[meta-RFC] Vector length agnostic (VLA) vectorization

This Meta-RFC proposes steps to enable VLA support in TVM by first implementing SVE support in codegen and then adding a generic VLA support into TIR.

For an explanation and examples of SVE, see the introduction to SVE2 and this tutorial.

Note that the approach taken here is different to the one outlined in the previous RFC and accompanying prototype, so this set of RFCs here is intended to replace the previous one.

We’ve broken the work down into two steps:

RFC1: Introduction of CodeGenAArch64 TIR backend

Link: https://github.com/apache/tvm-rfcs/pull/94

As a first step, we’ll be introducing a new TIR backend to generate AArch64 SVE specific LLVM IR.

We would add an option to the target to indicate that the inner loops in TIR with “vectorize” annotation should be turned into VLA LLVM vectors using the AArch64 backend and then into SVE assembly. In the future, if the LLVM IR generated for VLA is generic enough and support for VLA has matured, we could move it into CodeGenLLVM.

In terms of adding a new backend to do something quite generic, there are a few reasons to have to support initially in AArch64 backend. LLVM support for VLA is known to have several issues (surfaced by the work done in introducing SVE into Halide), so an AArch64 specific backend would be a good place to work around these issues until the VLA support matures. In addition, there is a pipeline of new features being added to AArch64 that would need (at least initial) special handling through AArch64 specific intrinsics.

In contrast to the old RFC we have chosen to start from adding the support to the backend since it would also allow us to pipeclean the backend and have more confidence prior to more invasive changes in other parts of the TVM stack.

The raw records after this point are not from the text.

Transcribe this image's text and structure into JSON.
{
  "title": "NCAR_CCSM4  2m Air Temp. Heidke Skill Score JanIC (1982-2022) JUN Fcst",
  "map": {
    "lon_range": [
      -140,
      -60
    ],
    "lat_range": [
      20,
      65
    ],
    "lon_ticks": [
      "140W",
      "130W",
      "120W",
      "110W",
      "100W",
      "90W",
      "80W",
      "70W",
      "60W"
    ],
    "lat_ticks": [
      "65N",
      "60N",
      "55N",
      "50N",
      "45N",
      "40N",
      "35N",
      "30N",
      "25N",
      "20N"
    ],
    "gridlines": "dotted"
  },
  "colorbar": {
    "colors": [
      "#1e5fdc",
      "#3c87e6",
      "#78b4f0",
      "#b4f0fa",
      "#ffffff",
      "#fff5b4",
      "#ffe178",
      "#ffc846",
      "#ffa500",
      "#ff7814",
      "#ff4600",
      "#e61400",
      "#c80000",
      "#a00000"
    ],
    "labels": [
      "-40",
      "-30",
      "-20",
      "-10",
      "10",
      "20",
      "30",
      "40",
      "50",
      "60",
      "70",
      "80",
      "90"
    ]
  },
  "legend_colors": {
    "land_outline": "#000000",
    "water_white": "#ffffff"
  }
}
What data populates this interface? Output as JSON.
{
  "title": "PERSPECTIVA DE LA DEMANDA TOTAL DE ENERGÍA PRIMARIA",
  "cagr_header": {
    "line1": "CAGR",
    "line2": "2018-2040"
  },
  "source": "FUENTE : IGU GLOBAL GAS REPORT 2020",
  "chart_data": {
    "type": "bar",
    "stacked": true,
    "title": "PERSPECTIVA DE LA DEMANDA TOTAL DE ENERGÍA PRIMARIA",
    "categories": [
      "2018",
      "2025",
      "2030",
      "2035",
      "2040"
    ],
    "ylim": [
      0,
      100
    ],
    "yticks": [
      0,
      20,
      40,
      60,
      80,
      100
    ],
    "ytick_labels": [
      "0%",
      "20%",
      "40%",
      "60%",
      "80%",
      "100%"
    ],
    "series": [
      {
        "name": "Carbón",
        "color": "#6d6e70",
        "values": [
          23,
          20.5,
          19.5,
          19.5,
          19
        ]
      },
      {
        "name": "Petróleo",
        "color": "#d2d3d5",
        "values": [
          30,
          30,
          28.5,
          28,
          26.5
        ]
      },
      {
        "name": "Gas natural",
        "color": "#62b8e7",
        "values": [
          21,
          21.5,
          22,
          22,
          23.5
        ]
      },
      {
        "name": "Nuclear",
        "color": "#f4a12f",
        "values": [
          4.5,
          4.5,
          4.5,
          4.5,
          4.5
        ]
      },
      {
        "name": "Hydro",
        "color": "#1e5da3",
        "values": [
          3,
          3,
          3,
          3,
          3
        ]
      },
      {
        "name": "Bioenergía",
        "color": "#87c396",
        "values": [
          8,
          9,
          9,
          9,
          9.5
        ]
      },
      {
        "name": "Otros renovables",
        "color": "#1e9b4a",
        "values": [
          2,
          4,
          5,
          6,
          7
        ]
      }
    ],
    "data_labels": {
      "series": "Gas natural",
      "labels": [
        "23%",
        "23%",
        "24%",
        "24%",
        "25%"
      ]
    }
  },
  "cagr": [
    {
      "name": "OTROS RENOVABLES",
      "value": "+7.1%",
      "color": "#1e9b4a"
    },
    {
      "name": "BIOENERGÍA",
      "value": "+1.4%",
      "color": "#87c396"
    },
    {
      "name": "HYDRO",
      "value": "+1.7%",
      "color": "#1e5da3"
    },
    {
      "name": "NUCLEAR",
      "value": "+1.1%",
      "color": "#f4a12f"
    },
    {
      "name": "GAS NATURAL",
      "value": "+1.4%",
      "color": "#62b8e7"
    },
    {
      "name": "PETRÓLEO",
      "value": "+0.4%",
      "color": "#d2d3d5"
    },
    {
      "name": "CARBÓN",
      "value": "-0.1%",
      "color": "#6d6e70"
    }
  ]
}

RFC2: Vector length agnostic intrinsics and predication support in TVM

Link: (coming soon!)

As a next step, we will introduce two TIR intrinsics:

  • tir.vscale() - a compile time unknown variable representing the vector length
  • tir.get_active_lane_mask() - an intrinsic to generate the predicate

These intrinsics would allow us to generate code as shown in the following example:

@main = primfn(A_1: handle, B_1: handle, m: int32, n: int32) -> ()
  attr = {"from_legacy_te_schedule": True, "global_symbol": "main", "tir.noalias": True}
  buffers = {A: Buffer(A_2: Pointer(float32), float32, [200, 200], []),
             B: Buffer(B_2: Pointer(float32), float32, [200, 200], [])}
  buffer_map = {A_1: A, B_1: B} {
  realize(compute: Buffer(compute_1: Pointer(float32), float32, [200, 200], []), [0:200, 0:200], True {
    for (i.outer: int32, 0, 20) {
      for (j.outer: int32, 0, (floordiv(199, tir.vscale() * 4) + 1)) {
        for (i.inner: int32, 0, 10) "unroll" {
          let pred = tir.get_active_lane_mask((j.outer * tir.vscale() * 4), 200)
          compute[(i.inner + (i.outer*10)), ramp((j.outer* tir.vscale() * 4), 1, tir.vscale() * 4), predicate=pred] = (A[(i.inner + (i.outer*10)), ramp((j.outer * tir.vscale() * 4), 1, tir.vscale() * 4), predicate=pred] + B[(i.inner + (i.outer*10)), ramp((j.outer * tir.vscale() * 4), 1, tir.vscale() * 4), predicate=pred])

These new intrinsics would allow us to do two things:

  1. tir.vscale() to be used as an argument for splitting / tiling loops
  2. tir.get_active_lane_mask() to be used to generate a predicate using the loop induction variables and the bounds to generate a bit mask representing the predicate

These would then get lowered to llvm.vscale() and llvm.get_active_lane_mask() intrinsics along llvm.masked.* instructions for predicate support.

Why do we need to introduce changes to TIR if we have a specialised backend?

Constraining the support to backend only would have several limitations:

  1. We can’t use this approach for instructions that rely on tensorize, such as the SVE equivalent of MMLA and dot instructions.
    • We need the above TIR instrinsics to define the tenorization pattern with scalable vectors
    • Usually, more than one loop-nest is needed (i.e. not just innermost) to define the pattern
  2. We wouldn’t be able to let the tuner decide between scalable and fixed length vectors.